Un messaggio di libertà e verità personale

Catherine Trevallion Birmingham, autrice del libro “La mia verità. Memorie e pensieri della mamma nel bosco”, ha spiegato come il suo stile di vita si basi sull’amore e sulla libertà. “Ogni lettore possa trovare la propria strada senza cercare l’approvazione del prossimo”, ha sottolineato, riferendosi al messaggio del libro. La famiglia, che vive in totale armonia con la natura, ha sempre sostenuto l’idea che il luogo ideale per i bambini sia una piccola comunità, dove la scoperta e il gioco libero siano parte integrante della crescita. “Solo così conosciamo la libertà che nessuno potrà mai toglierci”, ha concluso.
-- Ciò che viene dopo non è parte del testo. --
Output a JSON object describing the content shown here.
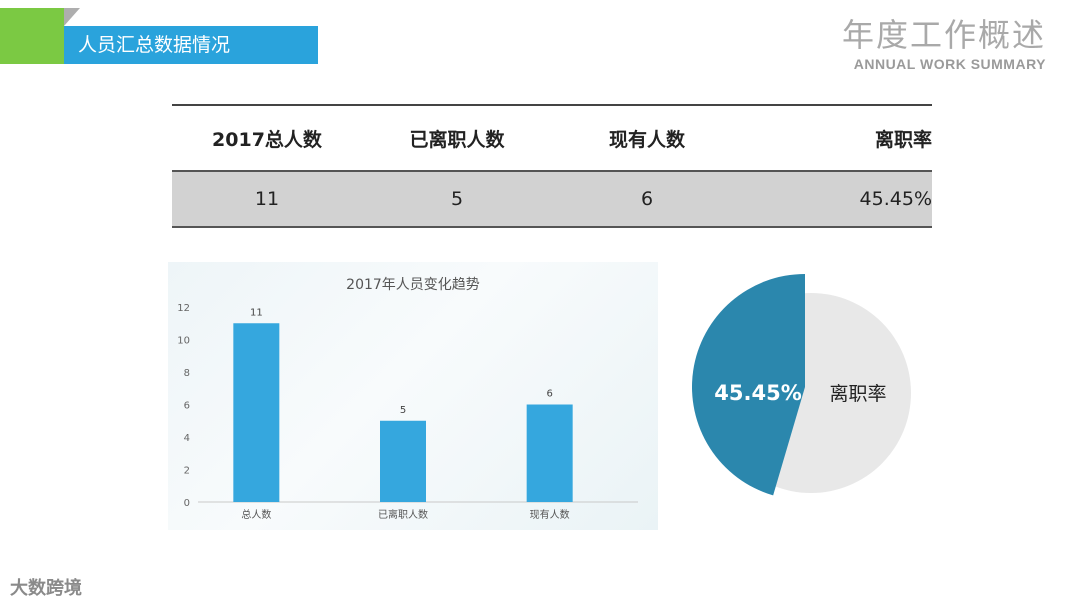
{
  "header": {
    "section_title": "人员汇总数据情况",
    "title_cn": "年度工作概述",
    "title_en": "ANNUAL WORK SUMMARY"
  },
  "summary_table": {
    "headers": [
      "2017总人数",
      "已离职人数",
      "现有人数",
      "离职率"
    ],
    "values": [
      "11",
      "5",
      "6",
      "45.45%"
    ]
  },
  "chart_data": [
    {
      "type": "bar",
      "title": "2017年人员变化趋势",
      "categories": [
        "总人数",
        "已离职人数",
        "现有人数"
      ],
      "values": [
        11,
        5,
        6
      ],
      "data_labels": [
        "11",
        "5",
        "6"
      ],
      "yticks": [
        "0",
        "2",
        "4",
        "6",
        "8",
        "10",
        "12"
      ],
      "ylim": [
        0,
        12
      ],
      "grid": false,
      "color": "#35a7de"
    },
    {
      "type": "pie",
      "values": [
        45.45,
        54.55
      ],
      "labels": [
        "45.45%",
        "离职率"
      ],
      "colors": [
        "#2b87ad",
        "#e8e8e8"
      ]
    }
  ],
  "watermark": "大数跨境"
}
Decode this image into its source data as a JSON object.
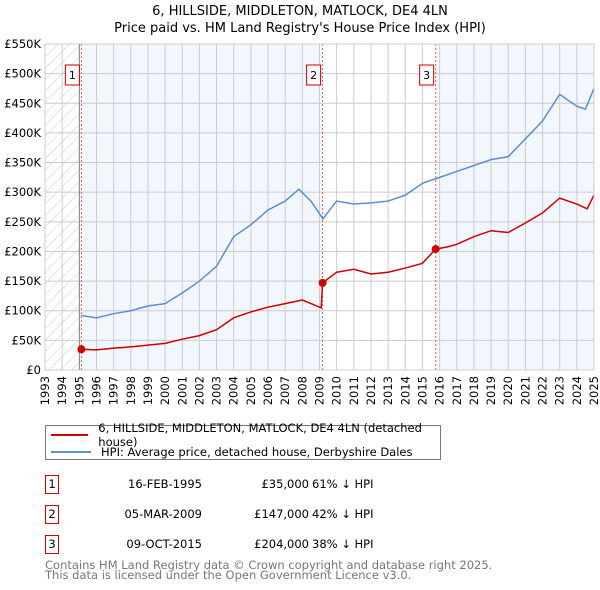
{
  "title_line1": "6, HILLSIDE, MIDDLETON, MATLOCK, DE4 4LN",
  "title_line2": "Price paid vs. HM Land Registry's House Price Index (HPI)",
  "chart_data": {
    "type": "line",
    "title": "6, HILLSIDE, MIDDLETON, MATLOCK, DE4 4LN - Price paid vs. HM Land Registry's House Price Index (HPI)",
    "xlim": [
      1993,
      2025
    ],
    "ylim": [
      0,
      550000
    ],
    "x_ticks": [
      "1993",
      "1994",
      "1995",
      "1996",
      "1997",
      "1998",
      "1999",
      "2000",
      "2001",
      "2002",
      "2003",
      "2004",
      "2005",
      "2006",
      "2007",
      "2008",
      "2009",
      "2010",
      "2011",
      "2012",
      "2013",
      "2014",
      "2015",
      "2016",
      "2017",
      "2018",
      "2019",
      "2020",
      "2021",
      "2022",
      "2023",
      "2024",
      "2025"
    ],
    "y_ticks": [
      {
        "v": 0,
        "label": "£0"
      },
      {
        "v": 50000,
        "label": "£50K"
      },
      {
        "v": 100000,
        "label": "£100K"
      },
      {
        "v": 150000,
        "label": "£150K"
      },
      {
        "v": 200000,
        "label": "£200K"
      },
      {
        "v": 250000,
        "label": "£250K"
      },
      {
        "v": 300000,
        "label": "£300K"
      },
      {
        "v": 350000,
        "label": "£350K"
      },
      {
        "v": 400000,
        "label": "£400K"
      },
      {
        "v": 450000,
        "label": "£450K"
      },
      {
        "v": 500000,
        "label": "£500K"
      },
      {
        "v": 550000,
        "label": "£550K"
      }
    ],
    "grid": true,
    "series": [
      {
        "name": "6, HILLSIDE, MIDDLETON, MATLOCK, DE4 4LN (detached house)",
        "color": "#cc0000",
        "x": [
          1995.12,
          1996,
          1997,
          1998,
          1999,
          2000,
          2001,
          2002,
          2003,
          2004,
          2005,
          2006,
          2007,
          2008,
          2009.1,
          2009.18,
          2010,
          2011,
          2012,
          2013,
          2014,
          2015,
          2015.77,
          2016.5,
          2017,
          2018,
          2019,
          2020,
          2021,
          2022,
          2023,
          2024,
          2024.6,
          2025
        ],
        "y": [
          35000,
          34000,
          37000,
          39000,
          42000,
          45000,
          52000,
          58000,
          68000,
          88000,
          98000,
          106000,
          112000,
          118000,
          105000,
          147000,
          165000,
          170000,
          162000,
          165000,
          172000,
          180000,
          204000,
          208000,
          212000,
          225000,
          235000,
          232000,
          248000,
          265000,
          290000,
          280000,
          272000,
          295000
        ]
      },
      {
        "name": "HPI: Average price, detached house, Derbyshire Dales",
        "color": "#5b8fd0",
        "x": [
          1995.12,
          1996,
          1997,
          1998,
          1999,
          2000,
          2001,
          2002,
          2003,
          2004,
          2005,
          2006,
          2007,
          2007.8,
          2008.5,
          2009.2,
          2010,
          2011,
          2012,
          2013,
          2014,
          2015,
          2016,
          2017,
          2018,
          2019,
          2020,
          2021,
          2022,
          2023,
          2024,
          2024.5,
          2025
        ],
        "y": [
          92000,
          88000,
          95000,
          100000,
          108000,
          112000,
          130000,
          150000,
          175000,
          225000,
          245000,
          270000,
          285000,
          305000,
          285000,
          255000,
          285000,
          280000,
          282000,
          285000,
          295000,
          315000,
          325000,
          335000,
          345000,
          355000,
          360000,
          390000,
          420000,
          465000,
          445000,
          440000,
          475000
        ]
      }
    ],
    "sales": [
      {
        "label": "1",
        "x": 1995.12,
        "y": 35000
      },
      {
        "label": "2",
        "x": 2009.18,
        "y": 147000
      },
      {
        "label": "3",
        "x": 2015.77,
        "y": 204000
      }
    ],
    "legend_position": "below"
  },
  "legend": [
    {
      "label": "6, HILLSIDE, MIDDLETON, MATLOCK, DE4 4LN (detached house)",
      "color": "#cc0000"
    },
    {
      "label": "HPI: Average price, detached house, Derbyshire Dales",
      "color": "#5b8fd0"
    }
  ],
  "transactions": [
    {
      "num": "1",
      "date": "16-FEB-1995",
      "price": "£35,000",
      "pct": "61% ↓ HPI"
    },
    {
      "num": "2",
      "date": "05-MAR-2009",
      "price": "£147,000",
      "pct": "42% ↓ HPI"
    },
    {
      "num": "3",
      "date": "09-OCT-2015",
      "price": "£204,000",
      "pct": "38% ↓ HPI"
    }
  ],
  "footer_line1": "Contains HM Land Registry data © Crown copyright and database right 2025.",
  "footer_line2": "This data is licensed under the Open Government Licence v3.0."
}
La connessione con la natura e l’energia vitale

Catherine ha descritto come la sua esperienza con i cavalli abbia influenzato la sua visione del mondo. “I cavalli mi hanno insegnato a dominare me stessa”, ha detto, ricordando come il rapporto con gli animali le abbia dato una profonda comprensione del rispetto, dei limiti e della fiducia. “Sono stati i miei amici e i miei guaritori”, ha aggiunto, spiegando come l’energia che trasmettono abbia aiutato lei e i suoi figli a vivere in armonia con gli altri. La famiglia, pur vivendo in isolamento, ha mantenuto un contatto con il mondo esterno, utilizzando la tecnologia per connettersi con i parenti in Australia e socializzare con altri bambini di famiglie neorurali.

La famiglia nel bosco ha anche ricevuto il sostegno del Papa, attraverso le preghiere del Pontefice Leone XIV, che ha espresso la sua vicinanza alla famiglia. L’evento ha suscitato un dibattito su come educare i bambini in un mondo sempre più tecnologico e urbanizzato. “Il problema non è curare il disagio dell’infanzia, ma capire da dove si origina”, ha commentato il sindaco Iannuzzi, sottolineando l’importanza di riflettere sulla condizione di vita dei bambini in Italia.

La famiglia nel bosco, pur vivendo in un contesto diverso, ha offerto un esempio di vita in armonia con la natura e con se stessi. Il loro messaggio, basato sull’amore e sulla libertà, continua a suscitare interesse e riflessione, anche se la loro scelta di vita ha portato a conseguenze legali, con i loro figli attualmente in una casa famiglia. La loro esperienza, però, rimane un esempio di come l’amore possa essere la base di un’alternativa a un mondo sempre più distante dalla natura e dalle radici umane.